Hmm, is insertWith' new? If I remember right, I think the stack overflows were happening because Map.insertWith isn't strict enough. Otherwise I think the code is the same. But I would expect intTable to be faster, since it uses IntMap, and there's no
IntMap.insertWith' as of 6.6.1 (though it may be easy enough to add one).
Chad
Since I'm interested in the stack overflow issue, and getting acquainted with quickcheck, I thought I would take this opportunity to compare your ordTable with some code Yitzchak Gale posted earlier, against Ham's original problem.
As far as I can tell, they're the same. They work on lists up to 100000 element lists of strings, but on 10^6 size lists I lose patience waiting for them to finish.
Is there a more scientific way of figuring out if one version is better than the other by using, say profiling tools?
Or by reasoning about the code?
t.
****************************************
import Data.List
import qualified Data.Map as M
import Control.Arrow
import Test.QuickCheck
import Test.GenTestData
import System.Random
{-
Is there a library function to take a list of Strings and return a list of
ints showing how many times each String occurs in the list.
So for example:
["egg", "egg", "cheese"] would return [2,1]
-}
testYitzGale n = do
l <- rgenBndStrRow (10,10) (10^n,10^n) -- 100000 strings, strings are 10 chars long, works. craps out on 10^6.
m <- return $ freqFold l
putStrLn $ "map items: " ++ ( show $ M.size m )
testCScherer n = do
l <- rgenBndStrRow (10,10) (10^n,10^n) -- same limitations as yitz gale code.
m <- return $ ordTable l
putStrLn $ "items: " ++ ( show $ length m )
-- slow for big lists
--freqArr = Prelude.map ( last &&& length ) . group . sort
-- yitz gale code. same as chad scherer code? it's simpler to understand, but is it as fast?

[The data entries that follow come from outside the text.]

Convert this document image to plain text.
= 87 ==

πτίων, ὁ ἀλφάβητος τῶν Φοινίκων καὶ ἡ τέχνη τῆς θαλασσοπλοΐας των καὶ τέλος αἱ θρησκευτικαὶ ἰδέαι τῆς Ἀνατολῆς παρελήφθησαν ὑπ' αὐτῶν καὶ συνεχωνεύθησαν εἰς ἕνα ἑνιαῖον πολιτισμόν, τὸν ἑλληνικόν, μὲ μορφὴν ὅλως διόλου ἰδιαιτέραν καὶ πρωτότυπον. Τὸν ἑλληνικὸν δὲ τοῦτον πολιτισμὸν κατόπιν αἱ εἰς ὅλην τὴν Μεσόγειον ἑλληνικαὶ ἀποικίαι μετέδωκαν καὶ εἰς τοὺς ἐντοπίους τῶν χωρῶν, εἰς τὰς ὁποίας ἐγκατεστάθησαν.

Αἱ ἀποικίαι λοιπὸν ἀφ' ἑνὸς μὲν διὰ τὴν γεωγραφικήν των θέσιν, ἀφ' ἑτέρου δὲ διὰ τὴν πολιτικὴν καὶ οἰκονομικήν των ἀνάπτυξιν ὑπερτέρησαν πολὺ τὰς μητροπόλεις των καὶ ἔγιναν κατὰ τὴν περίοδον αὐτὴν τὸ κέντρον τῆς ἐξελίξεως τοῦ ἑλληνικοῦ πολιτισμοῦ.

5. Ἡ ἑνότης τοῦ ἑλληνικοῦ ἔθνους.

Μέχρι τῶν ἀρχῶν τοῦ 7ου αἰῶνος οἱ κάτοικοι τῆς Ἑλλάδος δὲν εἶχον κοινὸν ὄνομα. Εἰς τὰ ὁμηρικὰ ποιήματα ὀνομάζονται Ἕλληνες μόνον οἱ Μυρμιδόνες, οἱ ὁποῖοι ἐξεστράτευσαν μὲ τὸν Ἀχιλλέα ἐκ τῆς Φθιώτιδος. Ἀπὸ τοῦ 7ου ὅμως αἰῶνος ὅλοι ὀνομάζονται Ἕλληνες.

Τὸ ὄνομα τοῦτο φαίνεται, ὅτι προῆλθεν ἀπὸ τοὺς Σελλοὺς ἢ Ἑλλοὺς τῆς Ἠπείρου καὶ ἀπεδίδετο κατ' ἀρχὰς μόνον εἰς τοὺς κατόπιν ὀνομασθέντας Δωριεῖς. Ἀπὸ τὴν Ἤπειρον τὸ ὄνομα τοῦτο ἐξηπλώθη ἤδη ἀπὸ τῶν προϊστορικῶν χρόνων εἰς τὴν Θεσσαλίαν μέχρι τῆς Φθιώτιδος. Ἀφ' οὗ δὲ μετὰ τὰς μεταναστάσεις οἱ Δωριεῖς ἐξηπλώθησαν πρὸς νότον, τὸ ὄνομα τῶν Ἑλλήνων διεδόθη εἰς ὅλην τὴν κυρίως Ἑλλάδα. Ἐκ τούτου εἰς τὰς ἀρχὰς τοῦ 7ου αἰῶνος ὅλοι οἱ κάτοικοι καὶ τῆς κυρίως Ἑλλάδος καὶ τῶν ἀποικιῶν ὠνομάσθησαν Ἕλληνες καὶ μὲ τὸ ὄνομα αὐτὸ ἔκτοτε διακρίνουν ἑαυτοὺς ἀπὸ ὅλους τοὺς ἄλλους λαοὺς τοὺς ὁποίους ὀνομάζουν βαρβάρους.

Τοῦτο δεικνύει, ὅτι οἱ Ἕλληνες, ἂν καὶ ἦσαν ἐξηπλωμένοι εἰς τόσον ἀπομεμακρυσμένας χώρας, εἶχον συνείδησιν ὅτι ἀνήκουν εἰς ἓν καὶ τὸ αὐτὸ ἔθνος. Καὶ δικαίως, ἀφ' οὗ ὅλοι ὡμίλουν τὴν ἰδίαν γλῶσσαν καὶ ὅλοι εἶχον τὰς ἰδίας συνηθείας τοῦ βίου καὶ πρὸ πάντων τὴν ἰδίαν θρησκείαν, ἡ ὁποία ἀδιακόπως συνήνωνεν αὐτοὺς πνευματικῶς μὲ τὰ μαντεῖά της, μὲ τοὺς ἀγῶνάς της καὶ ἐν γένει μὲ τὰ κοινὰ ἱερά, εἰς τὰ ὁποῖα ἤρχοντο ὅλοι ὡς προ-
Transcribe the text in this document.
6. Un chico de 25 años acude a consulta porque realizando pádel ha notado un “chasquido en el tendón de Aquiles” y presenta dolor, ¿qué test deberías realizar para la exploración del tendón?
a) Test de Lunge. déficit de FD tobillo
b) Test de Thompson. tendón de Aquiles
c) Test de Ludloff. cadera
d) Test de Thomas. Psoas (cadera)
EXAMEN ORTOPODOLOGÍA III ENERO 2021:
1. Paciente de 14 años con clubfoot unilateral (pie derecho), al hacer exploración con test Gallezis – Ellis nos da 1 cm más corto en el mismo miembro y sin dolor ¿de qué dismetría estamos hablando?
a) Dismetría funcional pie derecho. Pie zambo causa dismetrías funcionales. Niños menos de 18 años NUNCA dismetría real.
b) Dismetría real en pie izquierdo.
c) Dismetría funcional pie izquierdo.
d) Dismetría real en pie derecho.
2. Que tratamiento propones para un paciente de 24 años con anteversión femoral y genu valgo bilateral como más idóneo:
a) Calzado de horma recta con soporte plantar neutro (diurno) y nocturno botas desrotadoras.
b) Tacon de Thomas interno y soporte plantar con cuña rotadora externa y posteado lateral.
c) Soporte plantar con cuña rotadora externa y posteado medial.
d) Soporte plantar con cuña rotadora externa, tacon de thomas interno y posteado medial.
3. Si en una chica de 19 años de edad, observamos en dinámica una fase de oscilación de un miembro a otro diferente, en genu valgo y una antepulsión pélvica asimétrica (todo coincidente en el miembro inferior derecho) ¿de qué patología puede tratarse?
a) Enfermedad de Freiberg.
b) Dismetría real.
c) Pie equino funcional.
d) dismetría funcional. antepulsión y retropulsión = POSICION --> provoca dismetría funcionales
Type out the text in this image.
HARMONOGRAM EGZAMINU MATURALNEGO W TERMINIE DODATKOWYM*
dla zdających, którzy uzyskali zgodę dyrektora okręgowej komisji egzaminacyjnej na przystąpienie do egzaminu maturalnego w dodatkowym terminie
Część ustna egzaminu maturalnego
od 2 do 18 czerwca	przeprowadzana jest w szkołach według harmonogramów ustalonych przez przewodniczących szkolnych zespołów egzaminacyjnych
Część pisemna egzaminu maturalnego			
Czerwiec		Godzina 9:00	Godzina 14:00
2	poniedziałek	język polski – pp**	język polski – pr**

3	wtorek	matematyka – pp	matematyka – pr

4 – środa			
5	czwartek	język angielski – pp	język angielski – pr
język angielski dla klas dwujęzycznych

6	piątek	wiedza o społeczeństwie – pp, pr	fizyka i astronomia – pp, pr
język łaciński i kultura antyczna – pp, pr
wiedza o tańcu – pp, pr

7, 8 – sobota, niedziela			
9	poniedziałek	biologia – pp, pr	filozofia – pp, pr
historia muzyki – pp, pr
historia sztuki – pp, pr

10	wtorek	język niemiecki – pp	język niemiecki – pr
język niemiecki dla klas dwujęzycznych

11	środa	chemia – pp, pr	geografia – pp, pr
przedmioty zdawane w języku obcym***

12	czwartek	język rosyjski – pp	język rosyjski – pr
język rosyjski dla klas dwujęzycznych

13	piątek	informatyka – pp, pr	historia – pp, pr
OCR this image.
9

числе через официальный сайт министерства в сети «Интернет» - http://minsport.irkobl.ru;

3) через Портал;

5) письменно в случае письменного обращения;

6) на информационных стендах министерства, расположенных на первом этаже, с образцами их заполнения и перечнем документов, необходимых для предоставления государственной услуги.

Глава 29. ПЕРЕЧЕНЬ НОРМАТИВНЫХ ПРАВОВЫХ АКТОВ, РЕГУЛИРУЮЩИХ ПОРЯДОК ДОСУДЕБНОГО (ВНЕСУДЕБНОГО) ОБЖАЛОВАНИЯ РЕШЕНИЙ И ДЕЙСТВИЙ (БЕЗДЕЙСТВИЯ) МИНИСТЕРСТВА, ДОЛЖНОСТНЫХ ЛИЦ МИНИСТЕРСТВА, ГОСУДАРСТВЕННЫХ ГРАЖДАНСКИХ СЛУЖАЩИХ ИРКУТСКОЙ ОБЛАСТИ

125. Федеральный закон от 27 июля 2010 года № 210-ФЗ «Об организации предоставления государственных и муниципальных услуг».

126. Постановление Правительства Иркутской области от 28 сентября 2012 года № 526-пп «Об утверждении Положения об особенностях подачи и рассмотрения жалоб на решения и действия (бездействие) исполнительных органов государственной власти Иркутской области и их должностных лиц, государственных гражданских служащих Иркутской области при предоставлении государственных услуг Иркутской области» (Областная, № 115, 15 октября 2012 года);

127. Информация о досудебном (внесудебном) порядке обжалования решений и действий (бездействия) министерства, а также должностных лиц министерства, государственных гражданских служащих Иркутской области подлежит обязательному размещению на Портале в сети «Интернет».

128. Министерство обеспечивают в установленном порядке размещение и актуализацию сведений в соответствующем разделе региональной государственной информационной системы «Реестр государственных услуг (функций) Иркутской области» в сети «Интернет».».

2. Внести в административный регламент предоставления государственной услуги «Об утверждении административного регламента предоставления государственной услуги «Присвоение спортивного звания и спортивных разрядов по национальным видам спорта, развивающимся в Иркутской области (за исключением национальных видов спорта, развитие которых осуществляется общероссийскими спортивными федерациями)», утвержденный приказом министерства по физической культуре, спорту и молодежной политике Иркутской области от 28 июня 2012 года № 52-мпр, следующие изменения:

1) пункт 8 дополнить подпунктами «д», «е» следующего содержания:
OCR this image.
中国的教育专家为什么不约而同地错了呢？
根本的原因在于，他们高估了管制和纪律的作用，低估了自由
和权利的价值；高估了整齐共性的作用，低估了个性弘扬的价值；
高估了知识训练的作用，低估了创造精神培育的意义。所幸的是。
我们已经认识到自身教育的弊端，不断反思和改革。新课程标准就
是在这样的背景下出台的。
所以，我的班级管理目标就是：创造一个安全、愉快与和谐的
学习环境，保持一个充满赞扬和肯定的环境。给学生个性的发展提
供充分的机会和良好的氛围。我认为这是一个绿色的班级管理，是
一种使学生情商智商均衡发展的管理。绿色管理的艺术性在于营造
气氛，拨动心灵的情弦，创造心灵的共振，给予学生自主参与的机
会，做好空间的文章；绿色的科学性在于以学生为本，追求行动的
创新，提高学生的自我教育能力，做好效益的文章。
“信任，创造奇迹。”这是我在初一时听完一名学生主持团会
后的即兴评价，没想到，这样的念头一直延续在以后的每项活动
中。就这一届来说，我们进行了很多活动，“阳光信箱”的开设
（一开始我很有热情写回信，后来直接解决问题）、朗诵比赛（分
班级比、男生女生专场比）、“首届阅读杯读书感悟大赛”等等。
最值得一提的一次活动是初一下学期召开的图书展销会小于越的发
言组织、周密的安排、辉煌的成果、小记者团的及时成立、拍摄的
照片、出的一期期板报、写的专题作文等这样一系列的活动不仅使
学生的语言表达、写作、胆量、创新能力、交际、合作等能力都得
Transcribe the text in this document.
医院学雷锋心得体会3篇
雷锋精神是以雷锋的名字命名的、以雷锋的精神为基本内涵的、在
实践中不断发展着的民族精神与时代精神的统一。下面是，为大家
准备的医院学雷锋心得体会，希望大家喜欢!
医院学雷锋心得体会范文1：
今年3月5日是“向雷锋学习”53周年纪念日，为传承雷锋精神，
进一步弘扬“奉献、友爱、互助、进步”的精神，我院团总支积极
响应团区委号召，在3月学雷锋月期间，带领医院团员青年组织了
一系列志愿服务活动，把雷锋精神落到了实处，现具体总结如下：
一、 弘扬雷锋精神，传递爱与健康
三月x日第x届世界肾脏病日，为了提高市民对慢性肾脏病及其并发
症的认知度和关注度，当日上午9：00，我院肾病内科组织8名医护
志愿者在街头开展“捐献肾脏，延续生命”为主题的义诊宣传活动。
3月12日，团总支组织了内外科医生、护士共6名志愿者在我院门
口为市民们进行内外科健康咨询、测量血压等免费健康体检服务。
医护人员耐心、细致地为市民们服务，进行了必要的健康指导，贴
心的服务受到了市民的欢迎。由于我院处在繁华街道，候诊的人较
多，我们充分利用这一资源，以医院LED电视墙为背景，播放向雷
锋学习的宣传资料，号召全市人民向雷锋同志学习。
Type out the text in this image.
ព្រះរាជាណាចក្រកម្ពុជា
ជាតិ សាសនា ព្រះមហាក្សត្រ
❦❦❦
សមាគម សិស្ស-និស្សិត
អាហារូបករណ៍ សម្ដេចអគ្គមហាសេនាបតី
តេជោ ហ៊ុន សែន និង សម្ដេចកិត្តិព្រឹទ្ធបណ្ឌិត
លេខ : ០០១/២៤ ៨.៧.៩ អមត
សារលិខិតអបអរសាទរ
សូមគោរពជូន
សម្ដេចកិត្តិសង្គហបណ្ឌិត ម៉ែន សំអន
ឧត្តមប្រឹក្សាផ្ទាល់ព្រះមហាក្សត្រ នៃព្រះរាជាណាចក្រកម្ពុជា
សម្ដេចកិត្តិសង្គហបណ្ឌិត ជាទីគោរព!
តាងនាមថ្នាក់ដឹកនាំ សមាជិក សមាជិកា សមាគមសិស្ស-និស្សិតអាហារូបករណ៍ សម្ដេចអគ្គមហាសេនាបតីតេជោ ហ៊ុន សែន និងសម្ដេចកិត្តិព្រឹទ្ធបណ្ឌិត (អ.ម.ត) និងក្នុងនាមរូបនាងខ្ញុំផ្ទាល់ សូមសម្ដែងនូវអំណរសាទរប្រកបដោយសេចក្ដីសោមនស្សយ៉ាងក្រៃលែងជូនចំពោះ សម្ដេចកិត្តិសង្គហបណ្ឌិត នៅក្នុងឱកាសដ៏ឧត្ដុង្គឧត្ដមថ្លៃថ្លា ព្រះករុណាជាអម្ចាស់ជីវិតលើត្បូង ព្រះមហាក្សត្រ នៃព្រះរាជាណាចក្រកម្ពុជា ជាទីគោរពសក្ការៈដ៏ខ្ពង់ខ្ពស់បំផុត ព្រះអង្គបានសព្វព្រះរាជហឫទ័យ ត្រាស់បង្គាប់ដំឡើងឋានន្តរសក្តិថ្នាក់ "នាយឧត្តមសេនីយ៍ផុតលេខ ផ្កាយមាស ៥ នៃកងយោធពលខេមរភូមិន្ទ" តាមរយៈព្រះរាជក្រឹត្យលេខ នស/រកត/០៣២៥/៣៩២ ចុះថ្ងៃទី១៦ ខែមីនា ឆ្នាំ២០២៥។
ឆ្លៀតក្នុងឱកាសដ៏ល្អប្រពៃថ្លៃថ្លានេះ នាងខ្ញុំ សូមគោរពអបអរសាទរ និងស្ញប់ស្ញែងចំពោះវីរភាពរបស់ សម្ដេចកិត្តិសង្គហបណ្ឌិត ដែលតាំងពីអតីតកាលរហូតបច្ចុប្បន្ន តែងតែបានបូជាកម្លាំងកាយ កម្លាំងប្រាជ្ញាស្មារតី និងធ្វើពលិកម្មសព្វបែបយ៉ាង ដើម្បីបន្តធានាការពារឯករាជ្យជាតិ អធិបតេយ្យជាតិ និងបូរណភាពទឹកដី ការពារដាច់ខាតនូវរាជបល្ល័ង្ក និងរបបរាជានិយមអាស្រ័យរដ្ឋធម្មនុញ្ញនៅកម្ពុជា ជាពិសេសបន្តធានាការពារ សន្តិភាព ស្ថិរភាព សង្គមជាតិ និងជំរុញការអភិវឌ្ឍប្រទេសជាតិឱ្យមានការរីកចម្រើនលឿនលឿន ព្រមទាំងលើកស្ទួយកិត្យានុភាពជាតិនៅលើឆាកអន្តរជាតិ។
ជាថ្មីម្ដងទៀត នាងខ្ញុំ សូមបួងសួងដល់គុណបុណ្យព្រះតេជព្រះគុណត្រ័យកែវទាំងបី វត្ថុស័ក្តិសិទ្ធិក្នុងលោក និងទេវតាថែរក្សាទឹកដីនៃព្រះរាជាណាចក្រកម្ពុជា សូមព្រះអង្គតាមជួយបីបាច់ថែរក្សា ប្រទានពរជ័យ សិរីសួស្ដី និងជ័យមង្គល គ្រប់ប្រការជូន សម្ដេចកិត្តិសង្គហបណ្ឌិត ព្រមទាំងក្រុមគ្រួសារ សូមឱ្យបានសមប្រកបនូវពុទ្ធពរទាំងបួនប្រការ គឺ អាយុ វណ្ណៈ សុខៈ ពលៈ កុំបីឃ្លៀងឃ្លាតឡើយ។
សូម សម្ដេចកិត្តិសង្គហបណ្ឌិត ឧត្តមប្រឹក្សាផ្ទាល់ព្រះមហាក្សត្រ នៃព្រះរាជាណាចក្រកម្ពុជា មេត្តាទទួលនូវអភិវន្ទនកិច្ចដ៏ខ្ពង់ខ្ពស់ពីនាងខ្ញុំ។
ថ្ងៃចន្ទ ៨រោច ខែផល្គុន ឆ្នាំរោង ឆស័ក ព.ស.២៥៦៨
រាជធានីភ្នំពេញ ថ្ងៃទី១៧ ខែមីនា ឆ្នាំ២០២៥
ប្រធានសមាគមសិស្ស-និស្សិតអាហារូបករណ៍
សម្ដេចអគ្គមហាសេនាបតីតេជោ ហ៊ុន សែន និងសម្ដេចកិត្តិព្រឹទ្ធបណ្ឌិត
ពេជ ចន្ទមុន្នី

freqFold :: [[Char]] -> M.Map [Char] Int
freqFold = foldl' g M.empty
where g accum x = M.insertWith' (+) x 1 accum
-- c scherer code. insists on ord. far as I can tell, same speed as yitz.
ordTable :: (Ord a) => [a] -> [(a,Int)]
ordTable xs = M.assocs $! foldl' f M.empty xs
where f m x = let m' = M.insertWith (+) x 1 m
Just v = M.lookup x m'
in v `seq` m'
l = ["egg","egg","cheese"]
-- other quickcheck stuff
--prop_unchanged_by_reverse = \l -> ( freqArr (l :: [[Char]]) ) == ( freqArr $ reverse l )
--prop_freqArr_eq_freqFold = \l -> ( freqArr (l :: [[Char]]) == (freqFold l))
--test1 = quickCheck prop_unchanged_by_reverse
--test2 = quickCheck prop_freqArr_eq_freqFold
--------------- generate test data:
genBndStrRow (minCols,maxCols) (minStrLen, maxStrLen) = rgen ( genBndLoL (minStrLen, maxStrLen) (minCols,maxCols) )
gen gen = do
sg <- newStdGen
return $ generate 10000 sg gen
-- generator for a list with length between min and max
genBndList :: Arbitrary a => (Int, Int) -> Gen [a]
genBndList (min,max) = do
len <- choose (min,max)
vector len
-- lists of lists
--genBndLoL :: (Int, Int) -> (Int, Int) -> Gen [[a]]
genBndLoL (min1,max1) (min2,max2) = do
len1 <- choose (min1,max1)
len2 <- choose (min2,max2)
vec2 len1 len2
--vec2 :: Arbitrary a => Int -> Int -> Gen [[a]]
vec2 n m = sequence [ vector m | i <- [1..n] ]